Nonparametric Kernel Clustering with Bandit Feedback

Clustering with bandit feedback refers to the problem of partitioning a set of items, where the clustering algorithm can sequentially query the items to receive noisy observations. The problem is formally posed as the task of partitioning the arms of an N-armed stochastic bandit according to their underlying distributions, grouping two arms together if and only if they share the same distribution, using samples collected sequentially and adaptively. This setting has gained attention in recent years due to its applicability in recommendation systems and crowdsourcing. Existing works on clustering with bandit feedback rely on a strong assumption that the underlying distributions are sub-Gaussian. As a consequence, the existing methods mainly cover settings with linearly-separable clusters, which has little practical relevance. We introduce a framework of ``nonparametric clustering with bandit feedback'', where the underlying arm distributions are not constrained to any parametric, and hence, it is applicable for active clustering of real-world datasets. We adopt a kernel-based approach, which allows us to reformulate the nonparametric problem as the task of clustering the arms according to their kernel mean embeddings in a reproducing kernel Hilbert space (RKHS). Building on this formulation, we introduce the KABC algorithm with theoretical correctness guarantees and analyze its sampling budget. We introduce a notion of signal-to-noise ratio for this problem that depends on the maximum mean discrepancy (MMD) between the arm distributions and on their variance in the RKHS. Our algorithm is adaptive to this unknown quantity: it does not require it as an input yet achieves instance-dependent guarantees.

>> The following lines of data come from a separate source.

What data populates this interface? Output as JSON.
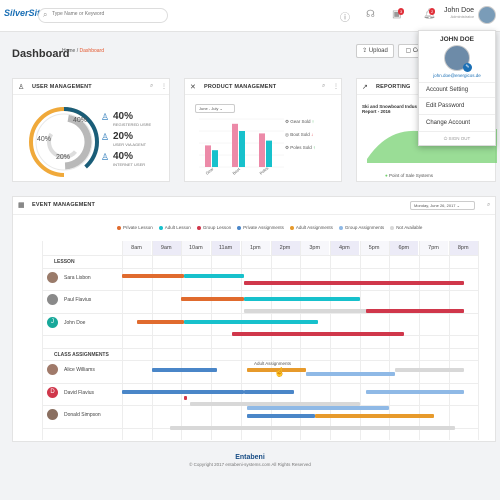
{
  "colors": {
    "orange": "#e06b2e",
    "teal": "#17c1cc",
    "red": "#d0374b",
    "blue": "#4a86c8",
    "amber": "#e79a2b",
    "lightblue": "#8fb9e6",
    "grey": "#d8d8d8",
    "green": "#6fcf6a",
    "accent": "#e4572e"
  },
  "topbar": {
    "logo": "SilverSite",
    "search_placeholder": "Type Name or Keyword",
    "icons": [
      "info-icon",
      "headset-icon",
      "alerts-icon",
      "bell-icon"
    ],
    "badge_alerts": "3",
    "badge_bell": "2",
    "user_name": "John Doe",
    "user_role": "Administrator"
  },
  "page": {
    "title": "Dashboard",
    "crumb_home": "Home",
    "crumb_sep": "/",
    "crumb_current": "Dashboard",
    "upload_label": "Upload",
    "co_label": "Co"
  },
  "user_mgmt": {
    "title": "USER MANAGEMENT",
    "donut_labels": [
      "40%",
      "40%",
      "20%"
    ],
    "stats": [
      {
        "pct": "40%",
        "label": "REGISTERED USRE"
      },
      {
        "pct": "20%",
        "label": "USER VIA AGENT"
      },
      {
        "pct": "40%",
        "label": "INTERNET USER"
      }
    ]
  },
  "product_mgmt": {
    "title": "PRODUCT MANAGEMENT",
    "period": "June - July",
    "legend": [
      "Gear Sold",
      "Boot Sold",
      "Poles Sold"
    ],
    "chart_data": {
      "type": "bar",
      "categories": [
        "Gear",
        "Boot",
        "Poles"
      ],
      "series": [
        {
          "name": "pink",
          "values": [
            45,
            90,
            70
          ]
        },
        {
          "name": "teal",
          "values": [
            35,
            75,
            55
          ]
        }
      ],
      "ylim": [
        0,
        100
      ]
    }
  },
  "reporting": {
    "title": "REPORTING",
    "subtitle": "Ski and Snowboard Indus Report - 2016",
    "legend": "Point of Sale Systems"
  },
  "event_mgmt": {
    "title": "EVENT MANAGEMENT",
    "date": "Monday, June 26, 2017",
    "legend": [
      "Private Lesson",
      "Adult Lesson",
      "Group Lesson",
      "Private Assignments",
      "Adult Assignments",
      "Group Assignments",
      "Not Available"
    ],
    "times": [
      "8am",
      "9am",
      "10am",
      "11am",
      "1pm",
      "2pm",
      "3pm",
      "4pm",
      "5pm",
      "6pm",
      "7pm",
      "8pm"
    ],
    "lesson_header": "LESSON",
    "assign_header": "CLASS ASSIGNMENTS",
    "lesson_people": [
      "Sara Lisbon",
      "Paul Flavius",
      "John Doe"
    ],
    "assign_people": [
      "Alice Williams",
      "David Flavius",
      "Donald Simpson"
    ],
    "tooltip": "Adult Assignments"
  },
  "footer": {
    "brand": "Entabeni",
    "copyright": "© Copyright 2017 entabeni-systems.com All Rights Reserved"
  },
  "menu": {
    "name": "JOHN DOE",
    "email": "john.doe@energicos.de",
    "items": [
      "Account Setting",
      "Edit Password",
      "Change Account"
    ],
    "signout": "SIGN OUT"
  }
}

翻译：基于老虎机反馈的聚类问题旨在对一组项目进行划分，其中聚类算法可以顺序查询项目以获取带噪声的观测结果。该问题形式化地表述为：根据N臂随机老虎机各臂的底层分布对其进行划分，当且仅当两个臂具有相同分布时将其归为一组，且采样过程需依序自适应地进行。近年来，由于在推荐系统和众包任务中的适用性，该设定受到广泛关注。现有关于老虎机反馈聚类的研究均依赖于底层分布服从亚高斯性的强假设，导致现有方法主要适用于线性可分簇的场景，而这类场景在实际应用中相关性较弱。本文提出“基于老虎机反馈的非参数聚类”框架，其中底层臂分布不受任何参数模型约束，因而适用于现实世界数据集的主动聚类。我们采用基于核函数的方法，将非参数问题转化为在再生核希尔伯特空间（RKHS）中根据核均值嵌入对臂进行聚类的任务。基于此形式化表述，我们提出具有理论正确性保证的KABC算法，并分析其采样预算。针对该问题，我们提出了一种信噪比概念，其取决于臂分布间的最大均值差异（MMD）及其在RKHS中的方差。我们的算法能自适应于该未知量：无需将其作为输入即可实现实例相关的性能保证。